Par des mémoires en défense, enregistrés le 22 janvier 2024 et le 26 mars 2025, la direction spécialisée de contrôle fiscal sud-ouest conclut au rejet de la requête comme non fondée.
Vu les autres pièces du dossier.
Vu :
— la déclaration des droits de l’Homme et du citoyen ;
— le code général des impôts ;
— le livre des procédures fiscales ;
— le code des relations du public avec l’administration ;
— le code de justice administrative.
Le président du tribunal a désigné M. A en application de l’article R. 222-13 du code de justice administrative.
Par une décision du 25 mars 2025, le président du tribunal a désigné M. Ahmed Slimani en qualité de rapporteur public sur le fondement des dispositions de l’article R. 222-24 du code de justice administrative.
Les parties ont été régulièrement averties du jour de l’audience.
Ont été entendus au cours de l’audience publique à laquelle aucune des parties n’était présente ou représentée :
— le rapport de M. A,
— les conclusions de M. Slimani, rapporteur public.
Considérant ce qui suit :
1. La SCI Recycla’fer est propriétaire depuis 2018, de cinq parcelles cadastrées section H nos 31, 32, 33, 38 et 39 au lieu-dit « Les Roudannes » sur la commune de Gouzon. Par un bail commercial signé le 22 février 2018, elle a donné en location à la SAS Auto casse Ferrari les parcelles cadastrées section H nos 31 et 38. L’administration fiscale ayant constaté que la valeur de certains biens n’avait pas été incluse dans la base d’imposition de la taxe foncière sur les propriétés bâties au titre de l’année 2021 a procédé à un rehaussement. Les impositions supplémentaires en résultant ont été mises en recouvrement le 31 décembre 2022 pour un montant de 137 246 euros. La requérante a présenté le 15 février 2023 une réclamation qui par décision du 8 août 2023 a fait l’objet d’un rejet de la direction spécialisée de contrôle fiscal
sud-ouest. La requérante demande au tribunal d’annuler cette décision et de la décharger de la somme réclamée.
Sur les conclusions tendant à l’annulation de la décision de rejet de la réclamation préalable :
2. Les décisions par lesquelles l’administration fiscale statue sur les réclamations contentieuses des contribuables ne constituent pas des actes détachables de la procédure d’imposition, qui ne peut être contestée qu’à l’appui d’une demande tendant à la décharge ou à la réduction des impositions correspondantes. Ainsi les conclusions de la requête tendant à l’annulation de la décision en date du 8 août 2023 par laquelle l’administration fiscale a statué sur la réclamation de la requérante sont irrecevables et ne peuvent qu’être rejetées.
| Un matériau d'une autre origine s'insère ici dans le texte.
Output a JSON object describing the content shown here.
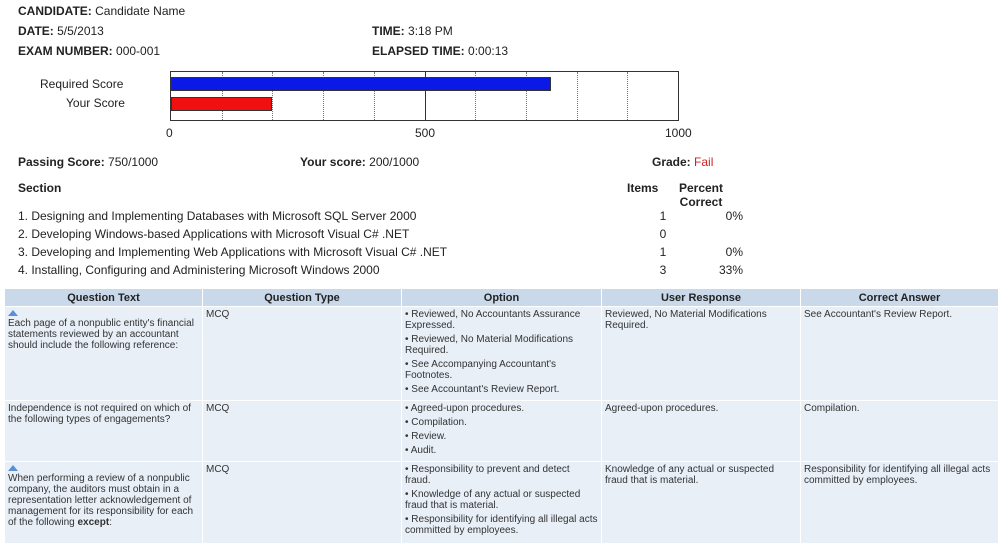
{
  "header": {
    "candidate_label": "CANDIDATE:",
    "candidate_value": "Candidate Name",
    "date_label": "DATE:",
    "date_value": "5/5/2013",
    "exam_label": "EXAM NUMBER:",
    "exam_value": "000-001",
    "time_label": "TIME:",
    "time_value": "3:18 PM",
    "elapsed_label": "ELAPSED TIME:",
    "elapsed_value": "0:00:13"
  },
  "score_chart": {
    "labels": [
      "Required Score",
      "Your Score"
    ],
    "required": 750,
    "yours": 200,
    "max": 1000,
    "ticks": [
      "0",
      "500",
      "1000"
    ],
    "colors": {
      "required": "#0a18e8",
      "yours": "#f01010"
    }
  },
  "summary": {
    "passing_label": "Passing Score:",
    "passing_value": "750/1000",
    "your_label": "Your score:",
    "your_value": "200/1000",
    "grade_label": "Grade:",
    "grade_value": "Fail",
    "grade_color": "#cc2222"
  },
  "sections": {
    "header_section": "Section",
    "header_items": "Items",
    "header_percent_1": "Percent",
    "header_percent_2": "Correct",
    "rows": [
      {
        "name": "1. Designing and Implementing Databases with Microsoft SQL Server 2000",
        "items": "1",
        "percent": "0%"
      },
      {
        "name": "2. Developing Windows-based Applications with Microsoft Visual C# .NET",
        "items": "0",
        "percent": ""
      },
      {
        "name": "3. Developing and Implementing Web Applications with Microsoft Visual C# .NET",
        "items": "1",
        "percent": "0%"
      },
      {
        "name": "4. Installing, Configuring and Administering Microsoft Windows 2000",
        "items": "3",
        "percent": "33%"
      }
    ]
  },
  "questions": {
    "columns": [
      "Question Text",
      "Question Type",
      "Option",
      "User Response",
      "Correct Answer"
    ],
    "rows": [
      {
        "text": "Each page of a nonpublic entity's financial statements reviewed by an accountant should include the following reference:",
        "bold": "",
        "type": "MCQ",
        "options": [
          "Reviewed, No Accountants Assurance Expressed.",
          "Reviewed, No Material Modifications Required.",
          "See Accompanying Accountant's Footnotes.",
          "See Accountant's Review Report."
        ],
        "response": "Reviewed, No Material Modifications Required.",
        "answer": "See Accountant's Review Report."
      },
      {
        "text": "Independence is not required on which of the following types of engagements?",
        "bold": "",
        "type": "MCQ",
        "options": [
          "Agreed-upon procedures.",
          "Compilation.",
          "Review.",
          "Audit."
        ],
        "response": "Agreed-upon procedures.",
        "answer": "Compilation."
      },
      {
        "text": "When performing a review of a nonpublic company, the auditors must obtain in a representation letter acknowledgement of management for its responsibility for each of the following",
        "bold": "except",
        "type": "MCQ",
        "options": [
          "Responsibility to prevent and detect fraud.",
          "Knowledge of any actual or suspected fraud that is material.",
          "Responsibility for identifying all illegal acts committed by employees."
        ],
        "response": "Knowledge of any actual or suspected fraud that is material.",
        "answer": "Responsibility for identifying all illegal acts committed by employees."
      }
    ]
  }
}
Sur la régularité de la procédure :
3. En premier lieu, les vices susceptibles d’affecter la décision par laquelle l’administration statue, postérieurement à la mise en recouvrement, sur la réclamation préalable du contribuable sont sans influence sur la régularité et le bien-fondé des impositions contestées. Par suite, le moyen tiré d’un défaut de compétence de l’auteur de la décision expresse de rejet doit, en tout état de cause, être écarté comme inopérant. Il en est de même en ce qui concerne le moyen tiré de l’absence de mention de l’adresse administrative de l’auteur de la décision ayant statué sur la réclamation préalable de la SCI.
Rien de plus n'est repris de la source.